It’s awards season, which means all the bigger movies the studios were pinning Oscar hopes on are coming out.
Better enjoy it while we can. January releases tend to go the opposite direction.
In the meantime, let’s take a look at playwright Kenneth Lonergan’s new film Manchester by the Sea. SPOILER-free review after the cut.
The film opens with Lee Chandler (Casey Affleck), a handyman with few social skills. His life seems to be going nowhere, and about all we can tell is he sometimes hauls off and starts swinging when life is getting to him. Then he gets a call his brother Joe (Kyle Chandler) has suffered a heart attack, and Joe dies as Lee drives to the town he used to call home of Manchester. We learn in short order that Joe is divorced from the mother of his teenage son Patrick (Lucas Hedges).

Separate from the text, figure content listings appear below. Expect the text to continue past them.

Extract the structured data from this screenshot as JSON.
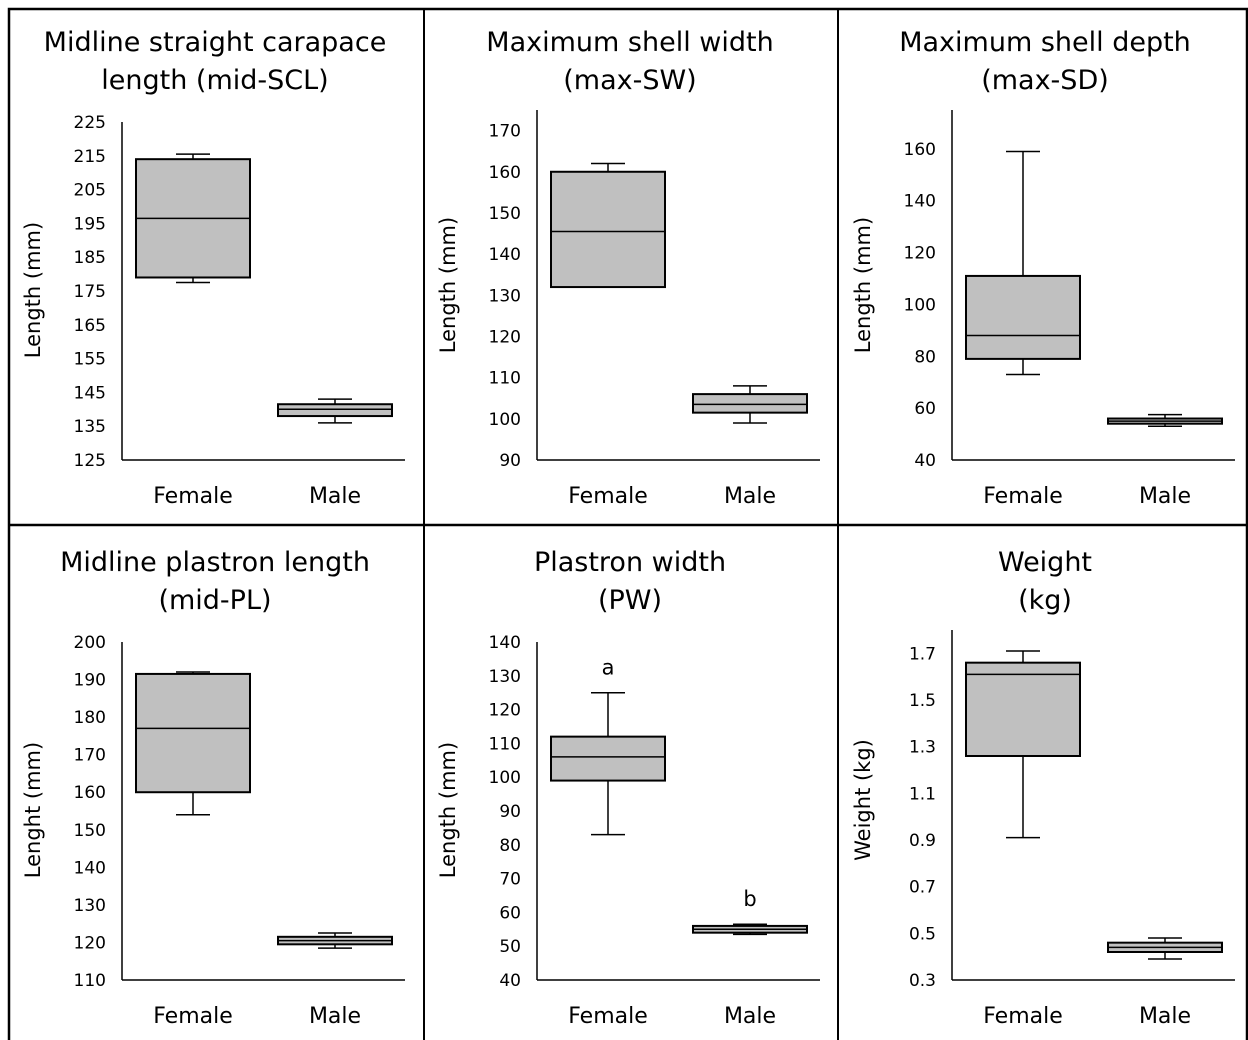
{
  "colors": {
    "box_fill": "#c0c0c0",
    "stroke": "#000000",
    "background": "#ffffff"
  },
  "chart_data": [
    {
      "type": "box",
      "title": [
        "Midline straight carapace",
        "length (mid-SCL)"
      ],
      "ylabel": "Length (mm)",
      "ylim": [
        125,
        225
      ],
      "yticks": [
        125,
        135,
        145,
        155,
        165,
        175,
        185,
        195,
        205,
        215,
        225
      ],
      "categories": [
        "Female",
        "Male"
      ],
      "boxes": [
        {
          "category": "Female",
          "min": 177.5,
          "q1": 179,
          "median": 196.5,
          "q3": 214,
          "max": 215.5
        },
        {
          "category": "Male",
          "min": 136,
          "q1": 138,
          "median": 140,
          "q3": 141.5,
          "max": 143
        }
      ],
      "annotations": []
    },
    {
      "type": "box",
      "title": [
        "Maximum shell width",
        "(max-SW)"
      ],
      "ylabel": "Length (mm)",
      "ylim": [
        90,
        175
      ],
      "yticks": [
        90,
        100,
        110,
        120,
        130,
        140,
        150,
        160,
        170
      ],
      "categories": [
        "Female",
        "Male"
      ],
      "boxes": [
        {
          "category": "Female",
          "min": 132,
          "q1": 132,
          "median": 145.5,
          "q3": 160,
          "max": 162
        },
        {
          "category": "Male",
          "min": 99,
          "q1": 101.5,
          "median": 103.5,
          "q3": 106,
          "max": 108
        }
      ],
      "annotations": []
    },
    {
      "type": "box",
      "title": [
        "Maximum shell depth",
        "(max-SD)"
      ],
      "ylabel": "Length (mm)",
      "ylim": [
        40,
        175
      ],
      "yticks": [
        40,
        60,
        80,
        100,
        120,
        140,
        160
      ],
      "categories": [
        "Female",
        "Male"
      ],
      "boxes": [
        {
          "category": "Female",
          "min": 73,
          "q1": 79,
          "median": 88,
          "q3": 111,
          "max": 159
        },
        {
          "category": "Male",
          "min": 53,
          "q1": 54,
          "median": 55,
          "q3": 56,
          "max": 57.5
        }
      ],
      "annotations": []
    },
    {
      "type": "box",
      "title": [
        "Midline plastron length",
        "(mid-PL)"
      ],
      "ylabel": "Lenght (mm)",
      "ylim": [
        110,
        200
      ],
      "yticks": [
        110,
        120,
        130,
        140,
        150,
        160,
        170,
        180,
        190,
        200
      ],
      "categories": [
        "Female",
        "Male"
      ],
      "boxes": [
        {
          "category": "Female",
          "min": 154,
          "q1": 160,
          "median": 177,
          "q3": 191.5,
          "max": 192
        },
        {
          "category": "Male",
          "min": 118.5,
          "q1": 119.5,
          "median": 120.5,
          "q3": 121.5,
          "max": 122.5
        }
      ],
      "annotations": []
    },
    {
      "type": "box",
      "title": [
        "Plastron width",
        "(PW)"
      ],
      "ylabel": "Length (mm)",
      "ylim": [
        40,
        140
      ],
      "yticks": [
        40,
        50,
        60,
        70,
        80,
        90,
        100,
        110,
        120,
        130,
        140
      ],
      "categories": [
        "Female",
        "Male"
      ],
      "boxes": [
        {
          "category": "Female",
          "min": 83,
          "q1": 99,
          "median": 106,
          "q3": 112,
          "max": 125
        },
        {
          "category": "Male",
          "min": 53.5,
          "q1": 54,
          "median": 55,
          "q3": 56,
          "max": 56.5
        }
      ],
      "annotations": [
        {
          "category": "Female",
          "text": "a",
          "value": 125
        },
        {
          "category": "Male",
          "text": "b",
          "value": 56.5
        }
      ]
    },
    {
      "type": "box",
      "title": [
        "Weight",
        "(kg)"
      ],
      "ylabel": "Weight (kg)",
      "ylim": [
        0.3,
        1.8
      ],
      "yticks": [
        "0.3",
        "0.5",
        "0.7",
        "0.9",
        "1.1",
        "1.3",
        "1.5",
        "1.7"
      ],
      "categories": [
        "Female",
        "Male"
      ],
      "boxes": [
        {
          "category": "Female",
          "min": 0.91,
          "q1": 1.26,
          "median": 1.61,
          "q3": 1.66,
          "max": 1.71
        },
        {
          "category": "Male",
          "min": 0.39,
          "q1": 0.42,
          "median": 0.44,
          "q3": 0.46,
          "max": 0.48
        }
      ],
      "annotations": []
    }
  ]
}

Lee himself has an ex-wife (the always-phenomenal Michelle Williams) that he doesn’t seem to want to deal with for reasons that become clear as the movie progresses.
Lonergan has a fantastic eye for directing. Sweeping shots of the New England countryside emphasize the beauty and the isolation of the Massachusetts winter. As for Affleck, his quiet performance masks a lot of guilt and self-loathing. The reasons for this become clear about halfway through the movie when flashbacks show the incident that turned Lee’s happy life into its current misery. He’d like nothing more than to leave Manchester again, but then learns Joe arranged for Lee to be Patrick’s legal guardian until the boy turns 18. Lee was never consulted on this, so for now he’s stuck in a town he has good reason to want to avoid.

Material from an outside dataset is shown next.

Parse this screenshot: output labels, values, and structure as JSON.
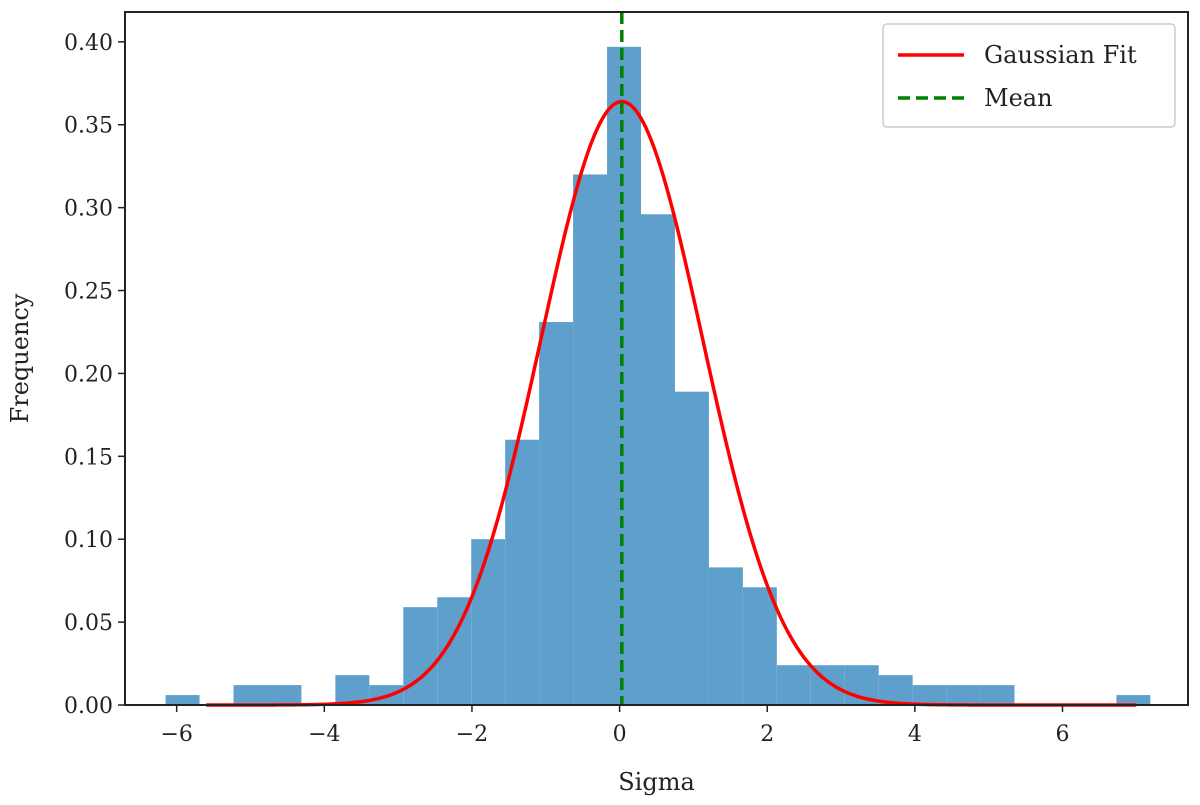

This isn’t a movie where the protagonist’s feelings or thoughts are ever explained. Lee utters a small sentence near the end of the movie that comes as close to explaining everything he’s feeling, and some small gestures by the often-abrasive Patrick allow the two men to grow closer after the long absence, and in many ways the movie depicts a man dealing with deep-seeded depression very well. This likewise isn’t a movie for easy answers, but instead is one that should give the audience pause and move them to feel for a man who perhaps doesn’t feel much of anything anymore.
Ten out of ten drummers with no rhythm. If the film has any flaws, maybe its underutilizing the fantastic Williams, though this story isn’t really her character’s, and the last scene she has is about as powerful as it gets.